The restaurant has a dark bar off the main dining area through a beaded plastic half-curtain, one I’ve only ever been in for my grandmother’s wake. Tonight I hear a cheery “Hi” from its depths as I wait at the hostess stand and look through to see Cindy Cooper and a big be-mustached man I don’t know sitting in one of the leatherette easy chairs in the bar area. She waves us over. “On Sunday they’ve got Picon punch for four bucks,” she tells me, this is a horrible Basque drink with almond liqueur but four bucks is four bucks, and she says “Sunday” like Sundy too. I ask her whether she thinks it’s okay to have Honey in the bar area and the bartender looks at me like This is America ain’t it so I pull up a chair and Honey sits on my lap and I give her a string cheese from my bag and she smiles happily at Cindy and the man who it turns out is Cindy’s boyfriend Ed van Voorhees, who I’ve heard about from Uncle Rodney and I realize must be the brother of Sal, she of the café.

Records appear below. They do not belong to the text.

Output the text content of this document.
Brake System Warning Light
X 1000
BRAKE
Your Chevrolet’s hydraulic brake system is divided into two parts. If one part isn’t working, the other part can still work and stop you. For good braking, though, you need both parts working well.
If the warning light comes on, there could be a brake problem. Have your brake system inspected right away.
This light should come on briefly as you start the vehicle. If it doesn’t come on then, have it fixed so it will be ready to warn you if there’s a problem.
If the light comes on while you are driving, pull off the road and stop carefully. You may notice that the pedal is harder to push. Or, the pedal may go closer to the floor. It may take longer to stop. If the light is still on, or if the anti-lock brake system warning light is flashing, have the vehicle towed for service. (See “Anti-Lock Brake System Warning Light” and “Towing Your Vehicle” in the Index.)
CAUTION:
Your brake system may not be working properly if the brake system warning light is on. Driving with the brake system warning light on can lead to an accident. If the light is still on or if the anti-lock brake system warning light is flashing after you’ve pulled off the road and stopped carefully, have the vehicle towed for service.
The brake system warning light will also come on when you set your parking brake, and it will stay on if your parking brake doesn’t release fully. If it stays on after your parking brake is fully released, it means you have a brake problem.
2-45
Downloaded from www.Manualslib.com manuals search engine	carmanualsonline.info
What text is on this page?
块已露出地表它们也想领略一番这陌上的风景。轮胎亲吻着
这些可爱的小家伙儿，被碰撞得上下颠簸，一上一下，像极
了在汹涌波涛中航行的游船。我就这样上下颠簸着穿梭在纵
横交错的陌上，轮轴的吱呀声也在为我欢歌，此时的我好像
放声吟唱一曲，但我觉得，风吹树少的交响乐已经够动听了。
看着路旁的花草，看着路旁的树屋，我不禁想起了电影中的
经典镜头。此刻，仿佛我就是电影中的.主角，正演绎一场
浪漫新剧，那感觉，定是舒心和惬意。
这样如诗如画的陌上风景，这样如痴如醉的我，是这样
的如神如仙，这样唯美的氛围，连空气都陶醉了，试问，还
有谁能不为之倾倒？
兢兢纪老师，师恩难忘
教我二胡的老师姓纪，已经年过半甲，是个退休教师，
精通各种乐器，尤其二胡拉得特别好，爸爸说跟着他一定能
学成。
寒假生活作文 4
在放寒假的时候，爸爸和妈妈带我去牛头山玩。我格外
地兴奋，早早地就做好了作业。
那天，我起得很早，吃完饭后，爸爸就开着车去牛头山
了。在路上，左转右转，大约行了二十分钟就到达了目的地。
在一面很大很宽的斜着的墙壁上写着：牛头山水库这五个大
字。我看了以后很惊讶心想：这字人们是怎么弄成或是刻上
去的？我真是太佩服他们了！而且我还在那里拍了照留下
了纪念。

Ed comes from a big ranching family but is I think a Pepsi distributor spreading Pepsis across the west so there’s got to be a story there, gambling or whatnot.
“I read your letter in the paper,” I tell her. Ed slaps Cindy’s back and hoots and Cindy looks defiantly at me even though I think my tone of voice is neutral and she says “Well I’m not really one to write a letter to the paper but I just felt it was right now that the supervisors are gonna put it to a vote.” “You know my Grandma Cora worked for the BLM,” I tell her, intending it as a mild rebuke. “Damn near everybody worked for the BLM in this town,” Cindy says. “But the head honchos don’t live here and they can’t keep telling us how to run things.” “My uncle Rodney wrote a letter too,” I say. “He says the North State needs a lot of government support.” “Well Rod works for the Forest Service don’t he,” says Ed, just as Cindy says, “If we had some industries up here we wouldn’t need the state’s money.” Ed nods. “We can’t all be pencil pushers,” he says, which is unjust to Uncle Rodney who is outside or in his truck about half of most days. Ed must see me narrow my eyes because he then says, “Hey—I love Rod. We go all the way back to kindergarten.”
Everyone’s sense of propriety spurs us to move on. I ask Cindy where she’s from intending it to be a courteous neutral question but she’s from San Bernardino, way south, way way south. Flatlander, I think, with the tiniest tribal thrill, and she obviously is sensitive to notions of authenticity herself because she adds, “Been up here ten years, though,” and I say, “Ah,” and she says, “I came up with my ex. He’s gone now but I knew this was home as soon as I got here” which strikes me as remarkable, to have that reaction on your first visit.
Ed asks me what I do and Cindy tells him that I work at the University. “You teach down there?” he says, which is what most people justifiably think might be the primary activity at the premier public university in the state but is not in fact the case. “Not exactly,” I say. “I work at a research institute for Islamic societies.” “Like ISIS?” he asks me. Which, Jesus. At the University it is basically considered indecent to mention ISIS unless it is in the form of a question like “Whither Transnational Movements in the Age of ISIS?” “No,” I say. “You know, like any country where there’s a shared Islamic past. Like Turkey or Morocco or, uh, Jordan,” trying to name places where there will be fewer bad associations. “Or Indonesia,” I add, since this is technically part of our mission along with manifold places in sub-Saharan Africa which are all horribly underrepresented in the Institute’s programming due to the many swirling complex currents of religious studies area studies history anthropology political science and how they do and do not interact and do and do not reflect and refract aspects of scholarship and society.